Could this have anything to do with why Onazi never got a second term? During his time, VCs served two terms. His was not renewed. Who may know why?
It is not clear whether it is the Idoma in him or the behavioural pattern im that generation. He went into quiet life even though, as a respected administrator, he could never hide. He was made Chairman of Council of Benue State University and later that of Bayero University, Kano (BUK). He played an active role in the coming into be of the Federal University of Health Sciences at Otukpo in Benue State. Kwararafa University in Taraba State has equally benefitted from Onazi’s fertile brain. And when the Church of Christ in Nations (COCIN) decided to establish a university – Karl Kumm University, it was Prof Onazi they chose to oversee the process leading up to the realisation of the university which has taken off since 2021 in Vom, Plateau State.

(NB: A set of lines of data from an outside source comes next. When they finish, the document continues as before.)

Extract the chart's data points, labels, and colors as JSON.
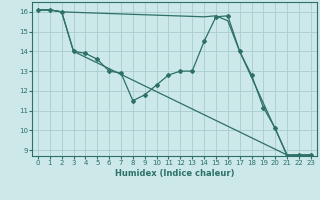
{
  "xlabel": "Humidex (Indice chaleur)",
  "bg_color": "#cce8e8",
  "grid_color": "#aacccc",
  "line_color": "#2d7068",
  "xlim": [
    -0.5,
    23.5
  ],
  "ylim": [
    8.7,
    16.5
  ],
  "yticks": [
    9,
    10,
    11,
    12,
    13,
    14,
    15,
    16
  ],
  "xticks": [
    0,
    1,
    2,
    3,
    4,
    5,
    6,
    7,
    8,
    9,
    10,
    11,
    12,
    13,
    14,
    15,
    16,
    17,
    18,
    19,
    20,
    21,
    22,
    23
  ],
  "line1_x": [
    0,
    1,
    2,
    3,
    4,
    5,
    6,
    7,
    8,
    9,
    10,
    11,
    12,
    13,
    14,
    15,
    16,
    17,
    18,
    19,
    20,
    21,
    22,
    23
  ],
  "line1_y": [
    16.1,
    16.1,
    16.0,
    14.0,
    13.9,
    13.6,
    13.0,
    12.9,
    11.5,
    11.8,
    12.3,
    12.8,
    13.0,
    13.0,
    14.5,
    15.75,
    15.8,
    14.0,
    12.8,
    11.15,
    10.1,
    8.7,
    8.75,
    8.75
  ],
  "line2_x": [
    0,
    1,
    2,
    3,
    21,
    22,
    23
  ],
  "line2_y": [
    16.1,
    16.1,
    16.0,
    14.0,
    8.75,
    8.75,
    8.75
  ],
  "line3_x": [
    0,
    1,
    2,
    14,
    15,
    16,
    17,
    21,
    22,
    23
  ],
  "line3_y": [
    16.1,
    16.1,
    16.0,
    15.75,
    15.8,
    15.55,
    14.0,
    8.75,
    8.75,
    8.75
  ]
}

The involvement with Karl Kumm University is most likely to have been his most emotionally fascinating. Why? He attended Gindiri Boys High School, one of the model schools that made Jos and its environ the pacesetter in quality schools. The brains behind Gindiri Boys High School conceptualised a Gindiri Girls High School and a teacher training college component and put all three in the Gindiri Compound. So, it was a unique experience for those who went to any of the schools, such as Prof Onazi. It was from Gindiri Boys High School in 1955 he went to the Nigerian College of Arts, Science and Technology before flying out to the University College London for a Bachelor’s Degree in 1960. Back in Nigeria in 1964, it was an automatic engagement with the Northern Ministry of Agriculture.

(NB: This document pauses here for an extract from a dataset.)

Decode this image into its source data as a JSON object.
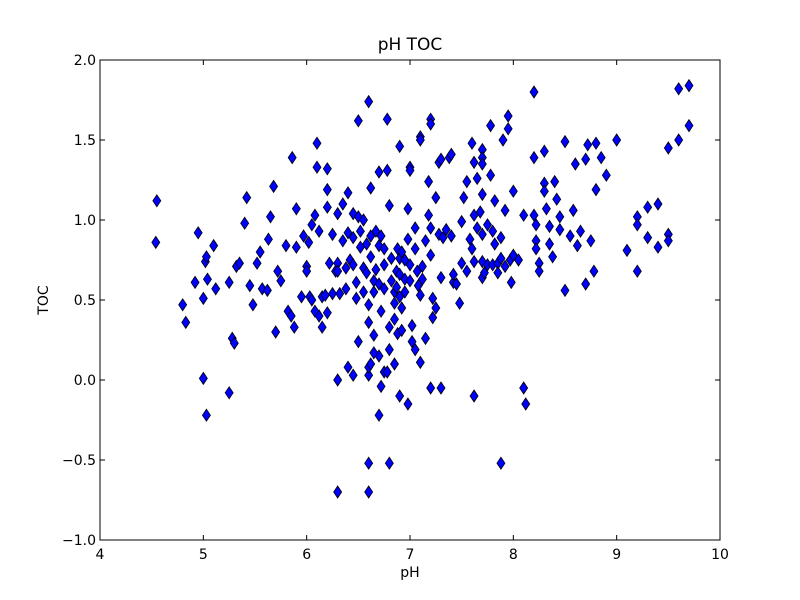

That didn’t last long because, according to Idomaland. Org, he left for a graduate diploma and later a MSc at Imperial College London, making him the first Idoma product of the enviable school. In 1973, he obtained a PhD from Kansas State University in the USA, the same university Prof Ango Abdullahi obtained his PhD.
In all these, nobody heard anything negative against Onazi, opening the integrity leg of his exceptionalism: to be a long runner without getting soiled.